Вздыхают, жалуясь, басы,
И словно в забытьи,
Сидят и слушают бойцы,
Товарищи мои...
Он играл, а все слушали. Леший сам обожал звук гитары, дребезжание струн... Когда человек любит то, что делает, мир переворачивается наизнанку. И пусть все войны подождут.
Он закончил играть, но один из собравшейся толпы выкрикнул:
- Харе скуку на людей наводить! Давай весёлое!

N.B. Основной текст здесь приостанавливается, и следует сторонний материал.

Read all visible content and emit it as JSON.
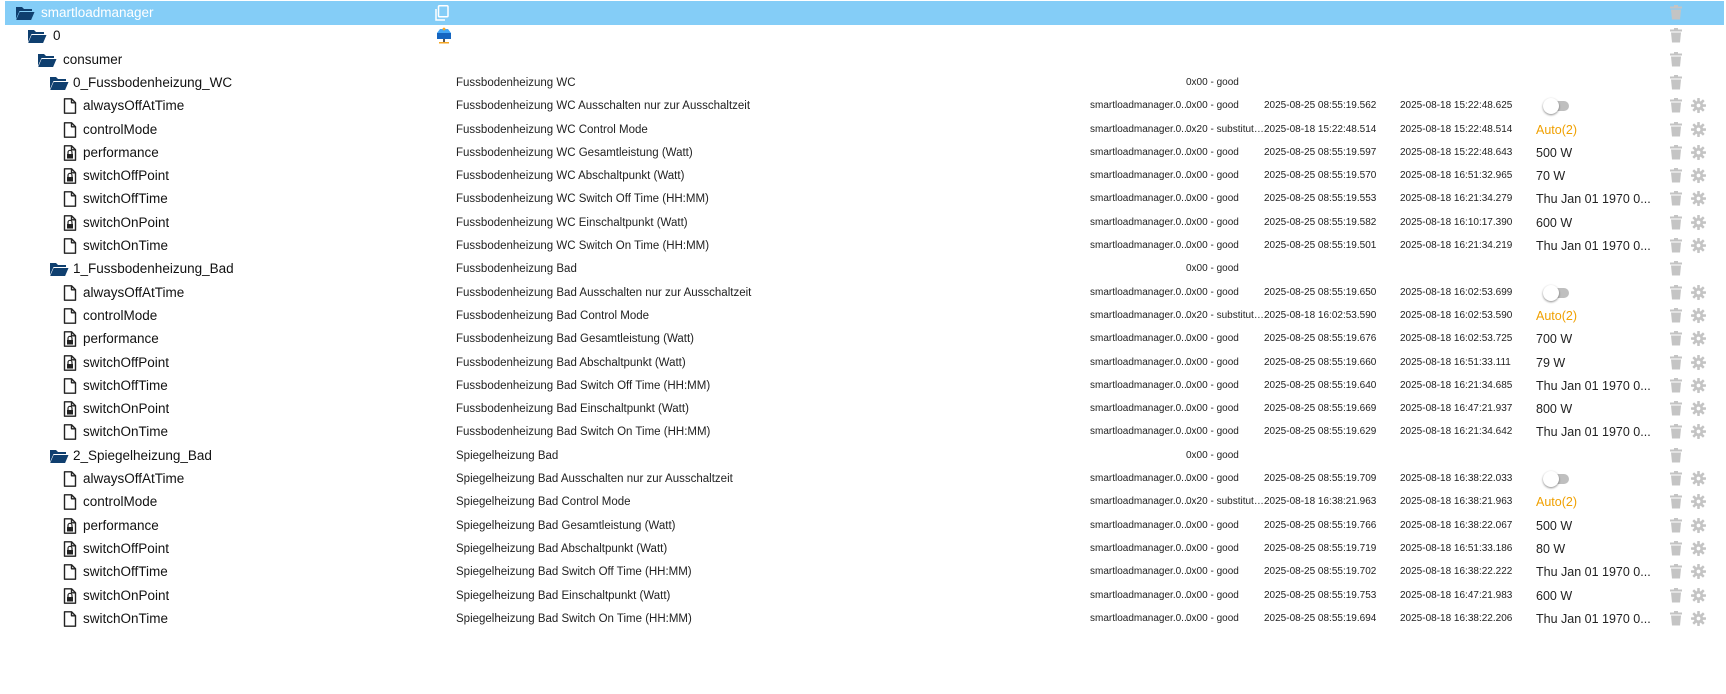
{
  "colors": {
    "selection": "#84cdf7",
    "auto_value": "#f0a000",
    "folder": "#0f3f6f",
    "action_icons": "#c4c4c4"
  },
  "root_row": {
    "name": "smartloadmanager",
    "copy_icon": "copy-icon"
  },
  "instance_row": {
    "name": "0",
    "adapter_icon": "smartloadmanager-logo-icon"
  },
  "consumer_row": {
    "name": "consumer"
  },
  "groups": [
    {
      "name": "0_Fussbodenheizung_WC",
      "desc": "Fussbodenheizung WC",
      "quality": "0x00 - good",
      "states": [
        {
          "name": "alwaysOffAtTime",
          "icon": "file",
          "desc": "Fussbodenheizung WC Ausschalten nur zur Ausschaltzeit",
          "from": "smartloadmanager.0...",
          "quality": "0x00 - good",
          "ts": "2025-08-25 08:55:19.562",
          "lc": "2025-08-18 15:22:48.625",
          "value": "",
          "type": "toggle"
        },
        {
          "name": "controlMode",
          "icon": "file",
          "desc": "Fussbodenheizung WC Control Mode",
          "from": "smartloadmanager.0...",
          "quality": "0x20 - substitute...",
          "ts": "2025-08-18 15:22:48.514",
          "lc": "2025-08-18 15:22:48.514",
          "value": "Auto(2)",
          "type": "auto"
        },
        {
          "name": "performance",
          "icon": "lock",
          "desc": "Fussbodenheizung WC Gesamtleistung (Watt)",
          "from": "smartloadmanager.0...",
          "quality": "0x00 - good",
          "ts": "2025-08-25 08:55:19.597",
          "lc": "2025-08-18 15:22:48.643",
          "value": "500 W",
          "type": "text"
        },
        {
          "name": "switchOffPoint",
          "icon": "lock",
          "desc": "Fussbodenheizung WC Abschaltpunkt (Watt)",
          "from": "smartloadmanager.0...",
          "quality": "0x00 - good",
          "ts": "2025-08-25 08:55:19.570",
          "lc": "2025-08-18 16:51:32.965",
          "value": "70 W",
          "type": "text"
        },
        {
          "name": "switchOffTime",
          "icon": "file",
          "desc": "Fussbodenheizung WC Switch Off Time (HH:MM)",
          "from": "smartloadmanager.0...",
          "quality": "0x00 - good",
          "ts": "2025-08-25 08:55:19.553",
          "lc": "2025-08-18 16:21:34.279",
          "value": "Thu Jan 01 1970 0...",
          "type": "text"
        },
        {
          "name": "switchOnPoint",
          "icon": "lock",
          "desc": "Fussbodenheizung WC Einschaltpunkt (Watt)",
          "from": "smartloadmanager.0...",
          "quality": "0x00 - good",
          "ts": "2025-08-25 08:55:19.582",
          "lc": "2025-08-18 16:10:17.390",
          "value": "600 W",
          "type": "text"
        },
        {
          "name": "switchOnTime",
          "icon": "file",
          "desc": "Fussbodenheizung WC Switch On Time (HH:MM)",
          "from": "smartloadmanager.0...",
          "quality": "0x00 - good",
          "ts": "2025-08-25 08:55:19.501",
          "lc": "2025-08-18 16:21:34.219",
          "value": "Thu Jan 01 1970 0...",
          "type": "text"
        }
      ]
    },
    {
      "name": "1_Fussbodenheizung_Bad",
      "desc": "Fussbodenheizung Bad",
      "quality": "0x00 - good",
      "states": [
        {
          "name": "alwaysOffAtTime",
          "icon": "file",
          "desc": "Fussbodenheizung Bad Ausschalten nur zur Ausschaltzeit",
          "from": "smartloadmanager.0...",
          "quality": "0x00 - good",
          "ts": "2025-08-25 08:55:19.650",
          "lc": "2025-08-18 16:02:53.699",
          "value": "",
          "type": "toggle"
        },
        {
          "name": "controlMode",
          "icon": "file",
          "desc": "Fussbodenheizung Bad Control Mode",
          "from": "smartloadmanager.0...",
          "quality": "0x20 - substitute...",
          "ts": "2025-08-18 16:02:53.590",
          "lc": "2025-08-18 16:02:53.590",
          "value": "Auto(2)",
          "type": "auto"
        },
        {
          "name": "performance",
          "icon": "lock",
          "desc": "Fussbodenheizung Bad Gesamtleistung (Watt)",
          "from": "smartloadmanager.0...",
          "quality": "0x00 - good",
          "ts": "2025-08-25 08:55:19.676",
          "lc": "2025-08-18 16:02:53.725",
          "value": "700 W",
          "type": "text"
        },
        {
          "name": "switchOffPoint",
          "icon": "lock",
          "desc": "Fussbodenheizung Bad Abschaltpunkt (Watt)",
          "from": "smartloadmanager.0...",
          "quality": "0x00 - good",
          "ts": "2025-08-25 08:55:19.660",
          "lc": "2025-08-18 16:51:33.111",
          "value": "79 W",
          "type": "text"
        },
        {
          "name": "switchOffTime",
          "icon": "file",
          "desc": "Fussbodenheizung Bad Switch Off Time (HH:MM)",
          "from": "smartloadmanager.0...",
          "quality": "0x00 - good",
          "ts": "2025-08-25 08:55:19.640",
          "lc": "2025-08-18 16:21:34.685",
          "value": "Thu Jan 01 1970 0...",
          "type": "text"
        },
        {
          "name": "switchOnPoint",
          "icon": "lock",
          "desc": "Fussbodenheizung Bad Einschaltpunkt (Watt)",
          "from": "smartloadmanager.0...",
          "quality": "0x00 - good",
          "ts": "2025-08-25 08:55:19.669",
          "lc": "2025-08-18 16:47:21.937",
          "value": "800 W",
          "type": "text"
        },
        {
          "name": "switchOnTime",
          "icon": "file",
          "desc": "Fussbodenheizung Bad Switch On Time (HH:MM)",
          "from": "smartloadmanager.0...",
          "quality": "0x00 - good",
          "ts": "2025-08-25 08:55:19.629",
          "lc": "2025-08-18 16:21:34.642",
          "value": "Thu Jan 01 1970 0...",
          "type": "text"
        }
      ]
    },
    {
      "name": "2_Spiegelheizung_Bad",
      "desc": "Spiegelheizung Bad",
      "quality": "0x00 - good",
      "states": [
        {
          "name": "alwaysOffAtTime",
          "icon": "file",
          "desc": "Spiegelheizung Bad Ausschalten nur zur Ausschaltzeit",
          "from": "smartloadmanager.0...",
          "quality": "0x00 - good",
          "ts": "2025-08-25 08:55:19.709",
          "lc": "2025-08-18 16:38:22.033",
          "value": "",
          "type": "toggle"
        },
        {
          "name": "controlMode",
          "icon": "file",
          "desc": "Spiegelheizung Bad Control Mode",
          "from": "smartloadmanager.0...",
          "quality": "0x20 - substitute...",
          "ts": "2025-08-18 16:38:21.963",
          "lc": "2025-08-18 16:38:21.963",
          "value": "Auto(2)",
          "type": "auto"
        },
        {
          "name": "performance",
          "icon": "lock",
          "desc": "Spiegelheizung Bad Gesamtleistung (Watt)",
          "from": "smartloadmanager.0...",
          "quality": "0x00 - good",
          "ts": "2025-08-25 08:55:19.766",
          "lc": "2025-08-18 16:38:22.067",
          "value": "500 W",
          "type": "text"
        },
        {
          "name": "switchOffPoint",
          "icon": "lock",
          "desc": "Spiegelheizung Bad Abschaltpunkt (Watt)",
          "from": "smartloadmanager.0...",
          "quality": "0x00 - good",
          "ts": "2025-08-25 08:55:19.719",
          "lc": "2025-08-18 16:51:33.186",
          "value": "80 W",
          "type": "text"
        },
        {
          "name": "switchOffTime",
          "icon": "file",
          "desc": "Spiegelheizung Bad Switch Off Time (HH:MM)",
          "from": "smartloadmanager.0...",
          "quality": "0x00 - good",
          "ts": "2025-08-25 08:55:19.702",
          "lc": "2025-08-18 16:38:22.222",
          "value": "Thu Jan 01 1970 0...",
          "type": "text"
        },
        {
          "name": "switchOnPoint",
          "icon": "lock",
          "desc": "Spiegelheizung Bad Einschaltpunkt (Watt)",
          "from": "smartloadmanager.0...",
          "quality": "0x00 - good",
          "ts": "2025-08-25 08:55:19.753",
          "lc": "2025-08-18 16:47:21.983",
          "value": "600 W",
          "type": "text"
        },
        {
          "name": "switchOnTime",
          "icon": "file",
          "desc": "Spiegelheizung Bad Switch On Time (HH:MM)",
          "from": "smartloadmanager.0...",
          "quality": "0x00 - good",
          "ts": "2025-08-25 08:55:19.694",
          "lc": "2025-08-18 16:38:22.206",
          "value": "Thu Jan 01 1970 0...",
          "type": "text"
        }
      ]
    }
  ]
}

Леший ухмыльнулся. Посмотрел на измазанные в муке руки и продолжил играть, начав новую песню:
В прадеда в сарае, саблю откопал я,
Пулемет, патроны, хоть руби дрова,
А еще нашлось боевое знамя,
Где на черно-белой краске
Череп и слова:
Анархия - мать порядка, свобода или хана!
Анархия - мать порядка, весёлая страна!..
Он пел, одновременно перебирая струны и поджимая лады. Леший смотрел на окружающих: они сидели завороженные, словно он делал что-то необычное, нелогичное, не соответствующее привычному стилю. Когда анархист закончил, наступила тишина.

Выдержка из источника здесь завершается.